Другой мифологический стереотип, обыгрываемый Бергманом, — стереотип злой дочери и доброй падчерицы. У Бергмана беременная колдунья, приемыш, рабочая лошадка — явное зло и явная темная сторона, а своевольная, изнеженная белоручка Карин так же очевидно олицетворяет свет. И она поругана и убита не для того, для чего в «Морозко» вторая из сестер измазана дегтем и посажена на свинью. Карин слишком хороша для Леса. Она слишком целомудренна, безоглядна, неосторожна, царственно небрежна, у нее слишком нежные руки, слишком светлые волосы, слишком чистый лоб. Ее смерть, как всякая мифологическая смерть, — плодотворна, она порождает главное — зримое, осязаемое чудо источника.

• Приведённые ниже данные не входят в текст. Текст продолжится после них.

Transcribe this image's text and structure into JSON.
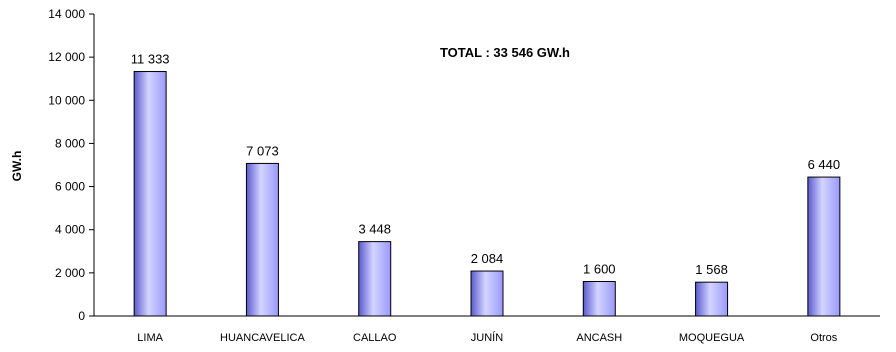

Так вся история обретает черты мифа о происхождении, в данном случае — происхождении источника, ибо результат мифа — результат мифического события, не аллегория и не дидактика, а обновление, до-создание физического мира. Энергия мифологической смерти, мифологического соития преобразует реальность в ее чувственном воплощении. При этом смерть Карин — не спасительная жертва, она одновременно разрушительна, поскольку уничтожает саму возможность абсолютной чистоты, абсолютной гармонии. Лес может присвоить ее и овладеть ею лишь убив. Карин и Лес несовместимы, как несовместима Карин и со своей темноволосой спутницей, и с вечером (старостью, увяданием, местью), и с тяжестью дальнего пути. Карин — утренний цветок. После ее смерти, как после смерти Авеля, сбывается смерть как таковая, сбывается смертность, бренность, конечность жизни. И месть не уравновешивает — она предсказывает грядущую ночь, завершает цикл, зовет закат. Чтобы научиться жить — приходится учиться убивать. Мифологическое время кончается — кончается время впервые происходящих событий. Наступает история, наступает культура — дурная бесконечность приукрашивающихся, обрастающих подробностями повторений. И действие логично переносится из произвола природы, из лесного классического просцениума — в тесноту рукотворных помещений, где свершается бессильный, бессмысленный акт мщения. И лишь под конец, в свете свершающегося чуда, дающего смысл произошедшему, — в свете рождения источника — герои выходят из Дома и идут в Лес, под открытое всевидящее небо.
Миф — это всегда однажды и всегда каждый миг. Каждое утро в лучах желтого солнца просыпается беззащитная и беспомощная красота. Каждый день она гибнет в немой мрачной чаще. И каждый вечер обагрен кровью.
Персона
«Персона» — термин юнгианской психологии, означающий искусственно создаваемый образ «я» — каким я хочу быть в восприятии других. «Персона» — это социально навязанная маска и в то же время — защита от притязаний внешнего мира. Невидимая личина, изменяющая поведение, жесты, восприятие реальности.
Конфликт подлинного «я» («самости») и «я» социального («персоны») — центральная психологическая коллизия в творчестве Бергмана. Но не потому, что он был прилежным учеником Юнга, а потому, что это, вероятно, единственная коллизия его собственной душевной жизни, которую ему вполне успешно удалось разрешить. Ему удалось излечиться, сбежав от терзавшего с детства невроза в мир театра, в мир игры, где маски свободно снимаются и надеваются, не прирастая к лицу навеки.
В фильмах Бергмана конфликт, обусловленный властью «персоны» над человеком, мучителен и страшен, но в принципе — разрешим. От маски можно избавиться. Пусть ценой утраты иллюзий, ценой лжи и предательства, ценой страданий, своих и чужих, — но все-таки вырваться из ловушки, из этих неосязаемых пут, сковывающих волю, вынуждающих человека изо дня в день до конца жизни играть одну и ту же ненавистную роль. Весь анархизм «Лета с Моникой» и ностальгия «Летней игры», изощренные провокации «Лица» и чувственная тяжесть «Молчания» — не что иное, как попытка облечь в сюжеты и образы одну историю — историю бегства из душевной тюрьмы на свободу.